Ela é quietinha, diziam. Calada e mansinha assim mesmo, diziam. Diziam: diga alguma coisa dura, menina, palavras não são de morder. Testou o desafio uma vez no ônibus, a caminho da escola. Em vez de triturar letras com os dentes e simplesmente engolir, experimentou chupar uma frase inteirinha, sem mastigar, saboreando sua doçura ácida devarinho. Não se lembra bem se foi um solavanco do ônibus ou não, mas de repente um predicado entalou-se em sua garganta. Não consigo respirar, não disse. Acho que vou morrer, não disse. Não disse: agora mesmo que não consigo dizer mais nada.
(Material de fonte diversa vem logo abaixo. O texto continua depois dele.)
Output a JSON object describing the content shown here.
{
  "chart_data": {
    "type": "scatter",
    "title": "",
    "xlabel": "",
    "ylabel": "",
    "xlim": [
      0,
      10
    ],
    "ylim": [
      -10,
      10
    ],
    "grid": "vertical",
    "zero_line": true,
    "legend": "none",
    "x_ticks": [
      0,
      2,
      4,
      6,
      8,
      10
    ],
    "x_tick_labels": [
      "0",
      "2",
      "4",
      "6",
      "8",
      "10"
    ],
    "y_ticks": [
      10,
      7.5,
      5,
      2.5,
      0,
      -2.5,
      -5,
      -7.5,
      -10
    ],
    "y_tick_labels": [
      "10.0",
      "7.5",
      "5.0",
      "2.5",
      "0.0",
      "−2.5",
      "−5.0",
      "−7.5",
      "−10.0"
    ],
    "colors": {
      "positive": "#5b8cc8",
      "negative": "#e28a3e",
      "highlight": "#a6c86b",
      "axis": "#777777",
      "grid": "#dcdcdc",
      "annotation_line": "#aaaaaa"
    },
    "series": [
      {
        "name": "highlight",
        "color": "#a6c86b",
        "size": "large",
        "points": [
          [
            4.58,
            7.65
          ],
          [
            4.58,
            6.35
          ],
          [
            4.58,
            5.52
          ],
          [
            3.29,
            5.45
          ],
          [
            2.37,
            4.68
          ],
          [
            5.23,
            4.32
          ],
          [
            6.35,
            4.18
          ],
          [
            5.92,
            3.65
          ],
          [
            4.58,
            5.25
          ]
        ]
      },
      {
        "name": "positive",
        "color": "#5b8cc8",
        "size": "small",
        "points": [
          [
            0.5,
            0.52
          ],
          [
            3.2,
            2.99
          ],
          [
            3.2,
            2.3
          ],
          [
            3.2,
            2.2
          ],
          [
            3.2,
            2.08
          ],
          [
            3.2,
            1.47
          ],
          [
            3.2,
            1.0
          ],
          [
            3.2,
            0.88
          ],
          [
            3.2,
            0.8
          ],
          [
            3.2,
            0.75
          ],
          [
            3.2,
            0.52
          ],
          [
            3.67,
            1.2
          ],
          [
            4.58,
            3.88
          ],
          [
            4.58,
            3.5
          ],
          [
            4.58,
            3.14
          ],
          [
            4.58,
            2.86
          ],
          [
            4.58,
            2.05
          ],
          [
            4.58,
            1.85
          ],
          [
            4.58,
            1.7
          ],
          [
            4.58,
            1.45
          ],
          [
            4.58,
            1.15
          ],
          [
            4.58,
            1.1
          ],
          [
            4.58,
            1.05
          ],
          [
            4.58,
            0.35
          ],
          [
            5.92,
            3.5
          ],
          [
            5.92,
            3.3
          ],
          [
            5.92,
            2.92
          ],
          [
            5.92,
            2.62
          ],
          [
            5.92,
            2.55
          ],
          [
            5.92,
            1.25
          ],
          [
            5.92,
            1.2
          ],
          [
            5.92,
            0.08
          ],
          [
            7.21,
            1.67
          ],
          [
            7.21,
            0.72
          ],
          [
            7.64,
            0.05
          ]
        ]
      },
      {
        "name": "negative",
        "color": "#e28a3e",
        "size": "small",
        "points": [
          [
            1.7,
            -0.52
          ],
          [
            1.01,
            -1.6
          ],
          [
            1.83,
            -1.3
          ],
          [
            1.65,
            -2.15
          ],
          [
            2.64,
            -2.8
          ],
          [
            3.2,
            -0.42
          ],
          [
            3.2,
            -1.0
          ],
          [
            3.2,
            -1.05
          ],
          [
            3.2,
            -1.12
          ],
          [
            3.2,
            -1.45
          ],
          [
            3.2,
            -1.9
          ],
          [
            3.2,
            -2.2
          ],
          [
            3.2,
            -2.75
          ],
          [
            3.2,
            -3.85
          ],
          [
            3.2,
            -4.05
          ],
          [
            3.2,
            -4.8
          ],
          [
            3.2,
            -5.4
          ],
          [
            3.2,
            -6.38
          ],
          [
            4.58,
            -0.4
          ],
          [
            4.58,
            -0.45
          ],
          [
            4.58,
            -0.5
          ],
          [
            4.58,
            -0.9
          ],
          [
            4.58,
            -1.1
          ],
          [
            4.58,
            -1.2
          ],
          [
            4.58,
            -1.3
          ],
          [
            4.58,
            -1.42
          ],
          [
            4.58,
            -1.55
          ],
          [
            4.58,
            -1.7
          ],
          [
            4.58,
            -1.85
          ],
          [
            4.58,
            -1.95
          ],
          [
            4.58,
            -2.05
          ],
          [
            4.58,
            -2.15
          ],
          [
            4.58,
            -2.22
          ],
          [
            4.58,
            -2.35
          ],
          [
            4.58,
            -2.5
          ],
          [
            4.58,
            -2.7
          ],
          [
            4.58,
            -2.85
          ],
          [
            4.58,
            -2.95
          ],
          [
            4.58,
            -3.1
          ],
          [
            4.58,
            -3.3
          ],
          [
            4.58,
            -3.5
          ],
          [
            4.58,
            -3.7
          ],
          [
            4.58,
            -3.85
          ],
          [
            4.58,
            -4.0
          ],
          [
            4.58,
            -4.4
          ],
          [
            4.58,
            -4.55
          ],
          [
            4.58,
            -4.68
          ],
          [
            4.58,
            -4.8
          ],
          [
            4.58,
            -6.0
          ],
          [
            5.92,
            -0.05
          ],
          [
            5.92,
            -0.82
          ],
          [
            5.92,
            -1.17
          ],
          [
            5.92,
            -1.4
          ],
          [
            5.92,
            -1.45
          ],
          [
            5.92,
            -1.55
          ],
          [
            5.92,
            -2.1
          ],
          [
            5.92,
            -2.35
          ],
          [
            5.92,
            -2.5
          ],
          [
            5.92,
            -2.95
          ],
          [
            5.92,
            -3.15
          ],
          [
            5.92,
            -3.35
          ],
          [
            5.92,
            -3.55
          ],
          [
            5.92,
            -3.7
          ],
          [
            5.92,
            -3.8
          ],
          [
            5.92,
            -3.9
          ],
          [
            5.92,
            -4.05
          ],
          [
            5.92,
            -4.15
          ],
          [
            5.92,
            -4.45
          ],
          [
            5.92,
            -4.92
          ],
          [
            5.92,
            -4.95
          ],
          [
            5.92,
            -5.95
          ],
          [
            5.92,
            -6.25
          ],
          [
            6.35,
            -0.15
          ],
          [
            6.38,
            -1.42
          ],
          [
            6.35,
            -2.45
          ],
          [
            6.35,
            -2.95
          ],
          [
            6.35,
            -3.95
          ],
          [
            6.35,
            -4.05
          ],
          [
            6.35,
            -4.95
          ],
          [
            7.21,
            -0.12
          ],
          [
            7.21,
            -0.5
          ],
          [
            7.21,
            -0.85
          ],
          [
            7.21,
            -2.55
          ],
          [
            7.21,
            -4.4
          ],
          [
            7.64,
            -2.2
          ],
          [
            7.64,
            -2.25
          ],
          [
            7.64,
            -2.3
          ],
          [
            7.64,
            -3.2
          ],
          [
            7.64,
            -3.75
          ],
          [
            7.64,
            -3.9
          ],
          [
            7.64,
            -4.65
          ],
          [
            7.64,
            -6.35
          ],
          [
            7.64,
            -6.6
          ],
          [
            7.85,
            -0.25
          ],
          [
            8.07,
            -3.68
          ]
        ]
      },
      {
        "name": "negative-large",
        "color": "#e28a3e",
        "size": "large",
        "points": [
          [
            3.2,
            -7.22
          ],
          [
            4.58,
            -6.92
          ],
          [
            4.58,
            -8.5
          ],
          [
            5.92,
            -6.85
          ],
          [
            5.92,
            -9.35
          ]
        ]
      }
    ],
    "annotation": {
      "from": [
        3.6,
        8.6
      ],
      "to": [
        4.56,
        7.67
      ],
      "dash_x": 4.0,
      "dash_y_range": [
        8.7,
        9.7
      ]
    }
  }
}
Só ficou roxa, roxa, chiando de um jeito assustador. A mãe se apavorou. Os outros passageiros também se apavoraram. A mãe desceu do ônibus puxando-a pela mão. Os outros passageiros colaram suas testas no vidro da janela para ver a mãe sacudindo-a e apertando-a e desesperando-se até que fossem um borrão sem ar a distância. Não viram quando o naco de oração desagarrou-se da glote e desceu arranhando, impulsionado por instinto de sobrevivência e saliva. Não ouviram quando o que sobrou na língua foi gosto de suspiro aliviado e silêncio. O roxo aos poucos deixou o rosto e os verbos imperativos demais deixaram de ser sobremesa. Se fosse para ser obrigada a falar a partir de então, que fossem apenas coisinhas macias.